Arab nations add their voices to the chorus of despair

January 4, 2001

"With differences such as these, it will be a long time before calm settles on the Middle East."

ARAB NATIONS ADD THEIR VOICES TO THE CHORUS OF DESPAIR
By Phil Reeves in Jerusalem

[The Independent - 5 January 2001]
All chance of a peace deal between Israel and the Palestinians in the near future is vanishing, destroyed by hardening opinions on both sides, continuing violence, the precarious position of the political leaders involved and disagreements over key issues.

Although there are suggestions of another round of talks before President Bill Clinton leaves the White House in a fortnight, the prospects of their success are non-existent.

Meeting in Cairo yesterday, the Arab League added its weight to a chorus of Palestinian voices, which say that the latest United States peace proposals are seriously inadequate. Aides to Yasser Arafat, who returned to Gaza after sounding out the Arab foreign ministers, have indicated that he has accepted the plan as a basis for talks, but he appears to have done so with so many reservations that it amounts to rejection.

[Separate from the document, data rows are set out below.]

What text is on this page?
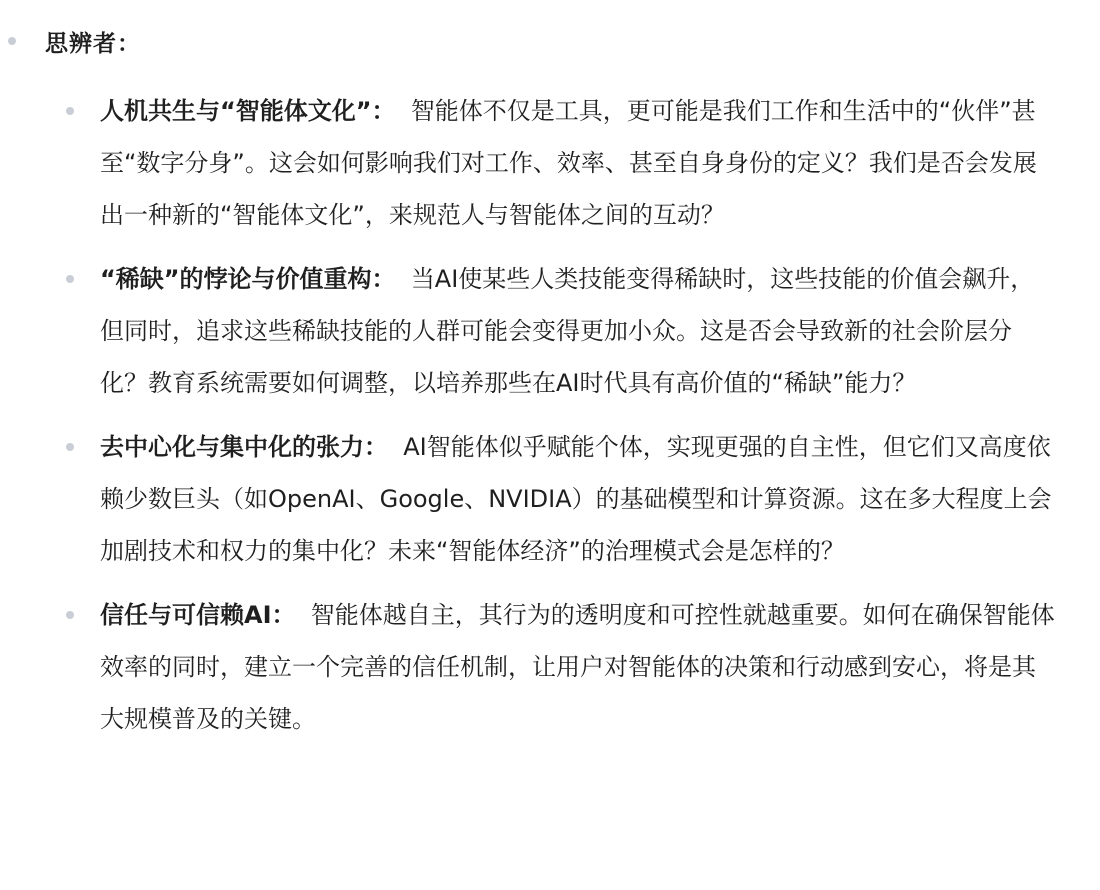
思辨者：
人机共生与“智能体文化”： 智能体不仅是工具，更可能是我们工作和生活中的“伙伴”甚至“数字分身”。这会如何影响我们对工作、效率、甚至自身身份的定义？我们是否会发展出一种新的“智能体文化”，来规范人与智能体之间的互动？
“稀缺”的悖论与价值重构： 当AI使某些人类技能变得稀缺时，这些技能的价值会飙升，但同时，追求这些稀缺技能的人群可能会变得更加小众。这是否会导致新的社会阶层分化？教育系统需要如何调整，以培养那些在AI时代具有高价值的“稀缺”能力？
去中心化与集中化的张力： AI智能体似乎赋能个体，实现更强的自主性，但它们又高度依赖少数巨头（如OpenAI、Google、NVIDIA）的基础模型和计算资源。这在多大程度上会加剧技术和权力的集中化？未来“智能体经济”的治理模式会是怎样的？
信任与可信赖AI： 智能体越自主，其行为的透明度和可控性就越重要。如何在确保智能体效率的同时，建立一个完善的信任机制，让用户对智能体的决策和行动感到安心，将是其大规模普及的关键。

This is, however, only one of many hurdles. There is no sign among the Palestinians of any desire to end the intifada. After seeing Israeli forces kill nearly 300 people, assassinate guerrilla leaders (real and imagined), blockade Arab towns and villages, place tens of thousands under curfew, raze hundreds of acres of olive and orange groves, and demolish homes -- 10 yesterday in the Gaza Strip alone -- the popular appetite for making any important concessions to Israel is even smaller than before.

This has increased the risk of a backlash against his leadership if Mr Arafat attempts to make a deal that abandons the central Palestinian national claims. Leaders of militia groups -- from Fatah, which the Palestinian leader nominally controls, to the Islamic radicals of Hamas -- dismiss as simplistic nonsense the widely held notion that Mr Arafat speaks on their behalf.

They have repeatedly stated that the uprising will continue, no matter what postures are struck by the Palestinian leadership, which -- at least until the intifada began -- was widely criticised on the Palestinian street for ineptitude, human rights abuses, ties with the CIA and an overly compliant approach to Israel.

With a prime ministerial election looming in Israel, serious negotiations would be extremely difficult, especially while Jewish lives are also being lost in ambushes and bombings. The Palestinians are wary of dealing with Ehud Barak, knowing that he could be thrown out of office next month and that any offers he makes could be rejected by an increasingly right-wing Israeli electorate.

Their suspicions are growing that, in the dying days of his administration, President Clinton is trying to persuade Mr Arafat to lock into a framework agreement that would then become the blueprint for the incoming administration of George Bush -- ensuring that, while the US officials change, the policies do not. They also believe a US effort is under way to save a drowning Mr Barak, and avert a victory for Ariel Sharon, by bamboozling them into making a deal.

To all this should be added disagreements over the key issues, which still persist. These have surfaced anew in an intriguing document by the Palestinian negotiating team, which gives their perspective on the new US peace proposals.

The Clinton plan -- say the negotiators -- allows for Israel to annex between 4 and 6 per cent of the West Bank, so that 80 per cent of the 195,000 Jewish settlers will live within annexed blocs. The Palestinian state would be compensated with an undefined land swap of between 1 and 3 per cent.

But the negotiators say these percentage calculations -- tirelessly brandished by Israel to support its claim that it is willing to give back 95 per cent of the West Bank -- exclude Jerusalem, part of the Dead Sea and a no-man's land zone. They say the plan would provide Israel with control over large tracts land, rendering the Palestinian state unviable by splitting it into cantons. Their assessment of Mr Clinton's proposals for Jerusalem are no less fundamental. They say these would result "in Palestinian islands within the city separated from one another", while Israeli areas are contiguous, and fail to solve problems of conflicting sovereignty claims over the Old City's sacred Haram al-Sharif/Temple Mount.

On the right of return of millions of refugees -- described as "sacred" by the Arab League yesterday, echoing views held in refugee camps across the Middle East -- the negotiators criticise the Clinton proposal for "adopting wholesale" the Israeli position.. The US plan proposes five final homes for the refugees: a Palestinian state, areas in Israel transferred to Palestine in a land swap, staying in the countries (such as Jordan, Lebanon and Syria) where they now live, and admission to Israel -- although, crucially, this would be up to Israel's discretion.

"Recognition of the right of return and the provision of choice to refugees as a prerequisite for the closure of the conflict," said the negotiators. The right of return is rejected by Israelis across the political spectrum, even by the peace camp.

With differences such as these, it will be a long time before calm settles on the Middle East.